Photo by Sergey Klimkin (courtesy of pixabay.com)

Builders or Wreckers?
     A short time ago I watched workmen tearing down an old building. A huge crane swung back and forth, smashing the bricks and walls with battering blows. Debris scattered everywhere. Trucks came and waited for the steam shovel to fill them with the old mortared bricks, splintered wood, and broken glass. Within a few hours, a building that had taken months to construct, was a mass of rubble.
     In the days that followed, as I walked by this same block, I saw a new, beautiful building rise toward the sky. Men walked with blueprints in hand. No careless movements here; no unplanned work.
     It is comparatively easy to be a wrecker. No special skill is required. Just stay clear of the falling debris.

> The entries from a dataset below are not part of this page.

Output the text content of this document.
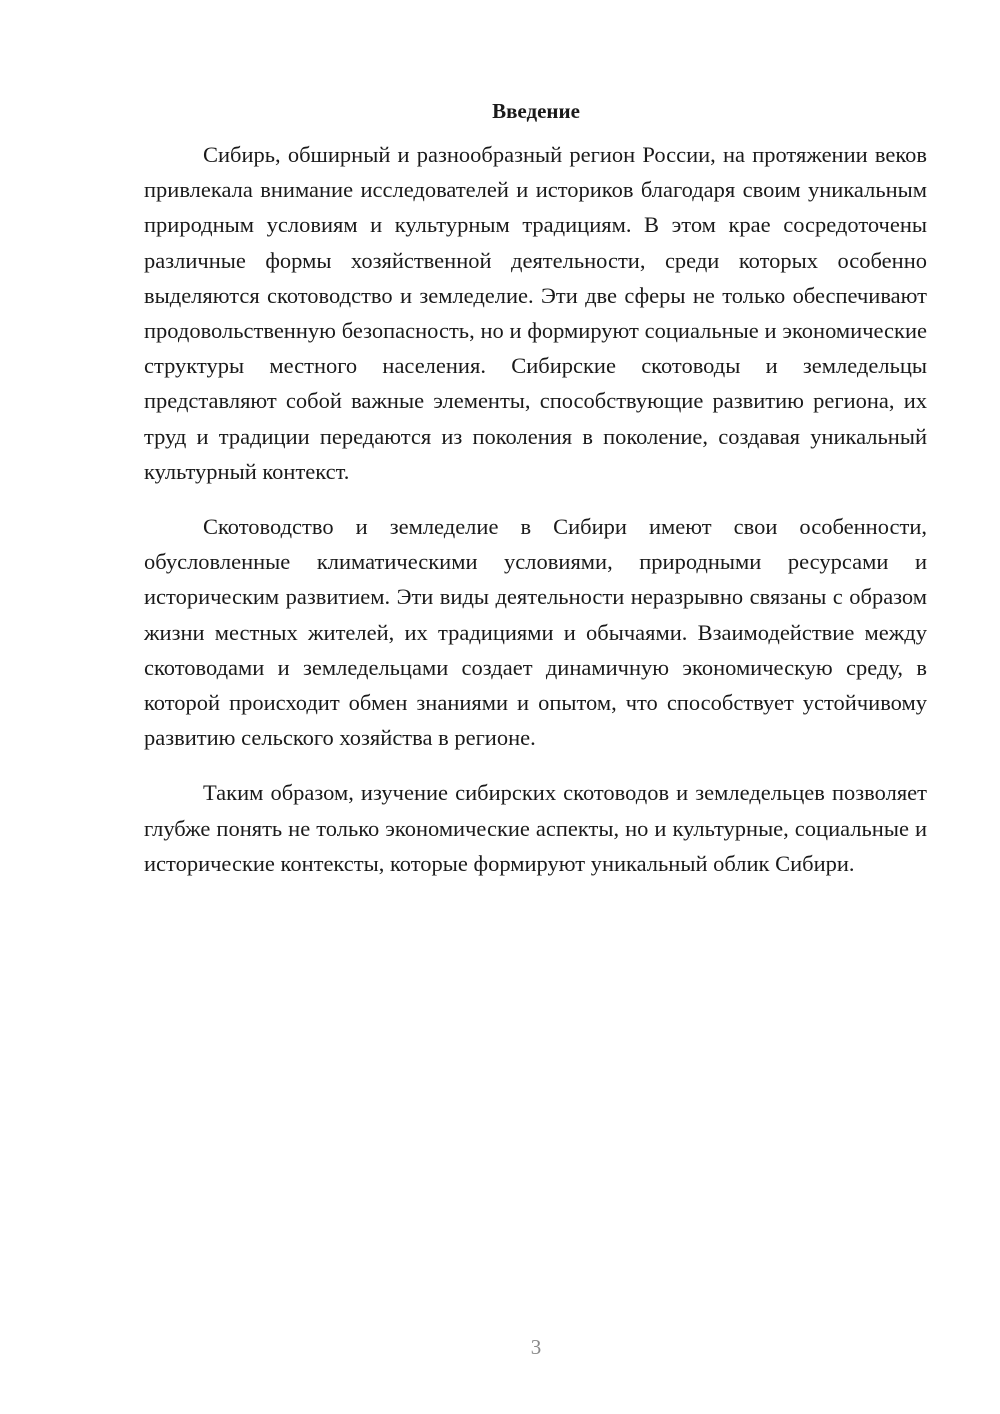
Введение

Сибирь, обширный и разнообразный регион России, на протяжении веков привлекала внимание исследователей и историков благодаря своим уникальным природным условиям и культурным традициям. В этом крае сосредоточены различные формы хозяйственной деятельности, среди которых особенно выделяются скотоводство и земледелие. Эти две сферы не только обеспечивают продовольственную безопасность, но и формируют социальные и экономические структуры местного населения. Сибирские скотоводы и земледельцы представляют собой важные элементы, способствующие развитию региона, их труд и традиции передаются из поколения в поколение, создавая уникальный культурный контекст.

Скотоводство и земледелие в Сибири имеют свои особенности, обусловленные климатическими условиями, природными ресурсами и историческим развитием. Эти виды деятельности неразрывно связаны с образом жизни местных жителей, их традициями и обычаями. Взаимодействие между скотоводами и земледельцами создает динамичную экономическую среду, в которой происходит обмен знаниями и опытом, что способствует устойчивому развитию сельского хозяйства в регионе.

Таким образом, изучение сибирских скотоводов и земледельцев позволяет глубже понять не только экономические аспекты, но и культурные, социальные и исторические контексты, которые формируют уникальный облик Сибири.

3
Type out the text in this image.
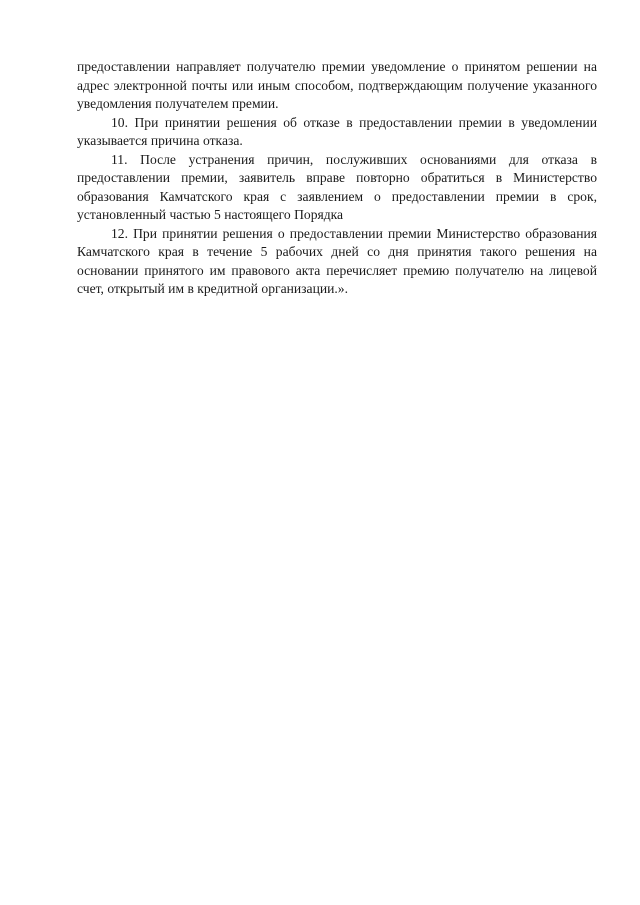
предоставлении направляет получателю премии уведомление о принятом решении на адрес электронной почты или иным способом, подтверждающим получение указанного уведомления получателем премии.

10. При принятии решения об отказе в предоставлении премии в уведомлении указывается причина отказа.

11. После устранения причин, послуживших основаниями для отказа в предоставлении премии, заявитель вправе повторно обратиться в Министерство образования Камчатского края с заявлением о предоставлении премии в срок, установленный частью 5 настоящего Порядка

12. При принятии решения о предоставлении премии Министерство образования Камчатского края в течение 5 рабочих дней со дня принятия такого решения на основании принятого им правового акта перечисляет премию получателю на лицевой счет, открытый им в кредитной организации.».
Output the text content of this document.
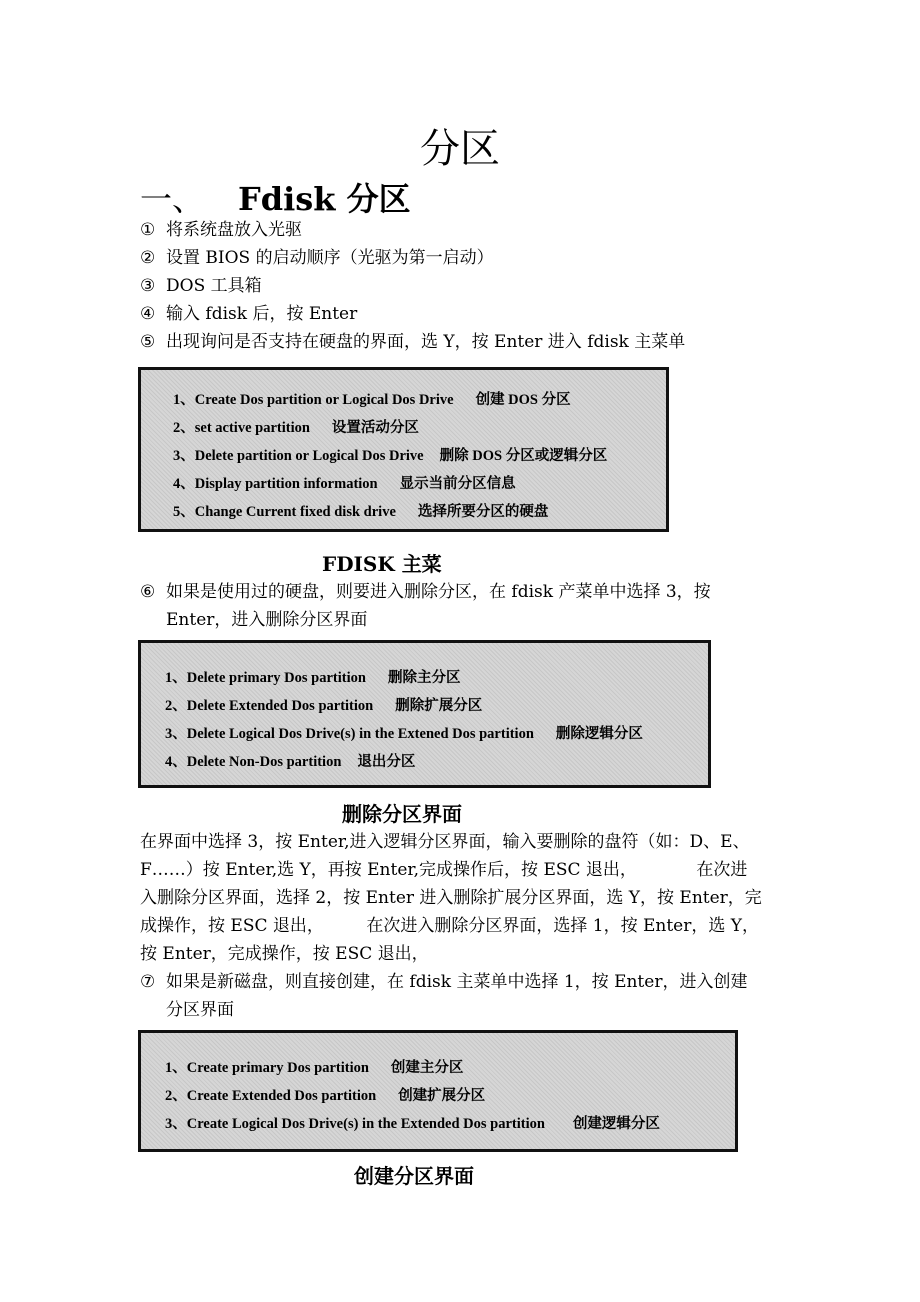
分区
一、 Fdisk 分区
① 将系统盘放入光驱
② 设置 BIOS 的启动顺序（光驱为第一启动）
③ DOS 工具箱
④ 输入 fdisk 后，按 Enter
⑤ 出现询问是否支持在硬盘的界面，选 Y，按 Enter 进入 fdisk 主菜单
1、Create Dos partition or Logical Dos Drive 创建 DOS 分区
2、set active partition 设置活动分区
3、Delete partition or Logical Dos Drive 删除 DOS 分区或逻辑分区
4、Display partition information 显示当前分区信息
5、Change Current fixed disk drive 选择所要分区的硬盘
FDISK 主菜
⑥ 如果是使用过的硬盘，则要进入删除分区，在 fdisk 产菜单中选择 3，按
Enter，进入删除分区界面
1、Delete primary Dos partition 删除主分区
2、Delete Extended Dos partition 删除扩展分区
3、Delete Logical Dos Drive(s) in the Extened Dos partition 删除逻辑分区
4、Delete Non-Dos partition 退出分区
删除分区界面
在界面中选择 3，按 Enter,进入逻辑分区界面，输入要删除的盘符（如：D、E、
F……）按 Enter,选 Y，再按 Enter,完成操作后，按 ESC 退出，　　　　在次进
入删除分区界面，选择 2，按 Enter 进入删除扩展分区界面，选 Y，按 Enter，完
成操作，按 ESC 退出，　　　在次进入删除分区界面，选择 1，按 Enter，选 Y，
按 Enter，完成操作，按 ESC 退出，
⑦ 如果是新磁盘，则直接创建，在 fdisk 主菜单中选择 1，按 Enter，进入创建
分区界面
1、Create primary Dos partition 创建主分区
2、Create Extended Dos partition 创建扩展分区
3、Create Logical Dos Drive(s) in the Extended Dos partition 创建逻辑分区
创建分区界面
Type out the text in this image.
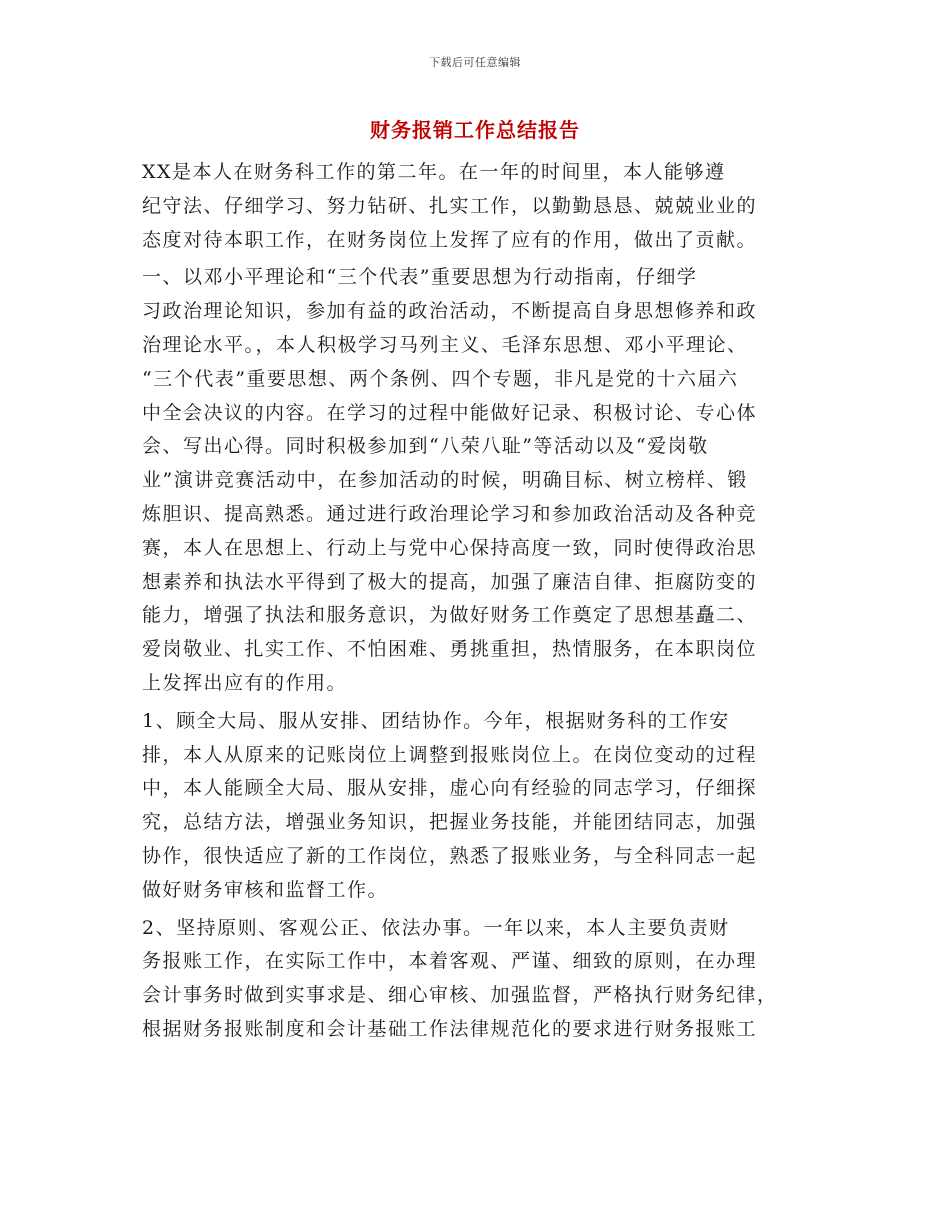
下载后可任意编辑
财务报销工作总结报告

XX是本人在财务科工作的第二年。在一年的时间里，本人能够遵
纪守法、仔细学习、努力钻研、扎实工作，以勤勤恳恳、兢兢业业的
态度对待本职工作，在财务岗位上发挥了应有的作用，做出了贡献。

一、以邓小平理论和“三个代表”重要思想为行动指南，仔细学
习政治理论知识，参加有益的政治活动，不断提高自身思想修养和政
治理论水平。，本人积极学习马列主义、毛泽东思想、邓小平理论、
“三个代表”重要思想、两个条例、四个专题，非凡是党的十六届六
中全会决议的内容。在学习的过程中能做好记录、积极讨论、专心体
会、写出心得。同时积极参加到“八荣八耻”等活动以及“爱岗敬
业”演讲竞赛活动中，在参加活动的时候，明确目标、树立榜样、锻
炼胆识、提高熟悉。通过进行政治理论学习和参加政治活动及各种竞
赛，本人在思想上、行动上与党中心保持高度一致，同时使得政治思
想素养和执法水平得到了极大的提高，加强了廉洁自律、拒腐防变的
能力，增强了执法和服务意识，为做好财务工作奠定了思想基矗二、
爱岗敬业、扎实工作、不怕困难、勇挑重担，热情服务，在本职岗位
上发挥出应有的作用。

1、顾全大局、服从安排、团结协作。今年，根据财务科的工作安
排，本人从原来的记账岗位上调整到报账岗位上。在岗位变动的过程
中，本人能顾全大局、服从安排，虚心向有经验的同志学习，仔细探
究，总结方法，增强业务知识，把握业务技能，并能团结同志，加强
协作，很快适应了新的工作岗位，熟悉了报账业务，与全科同志一起
做好财务审核和监督工作。

2、坚持原则、客观公正、依法办事。一年以来，本人主要负责财
务报账工作，在实际工作中，本着客观、严谨、细致的原则，在办理
会计事务时做到实事求是、细心审核、加强监督，严格执行财务纪律，
根据财务报账制度和会计基础工作法律规范化的要求进行财务报账工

    Every life has a flaw within it--like an old building. When Dwight L. Moody (American evangelist-1837-1899) had finished speaking, a man said, "Your English is poor. Can you not speak better?" Moody replied, "I am doing the best I can for the Lord with what I have; how about you?" Moody was building; the man was wrecking.
     Builders are needed today. The world is not hopeless. Neither are the hearts of men. The materials for world peace lie about us. We have discovered power that will lift nations from poverty. We have a world consciousness that did not exist prior to the Twentieth Century. But a generation of builders is needed.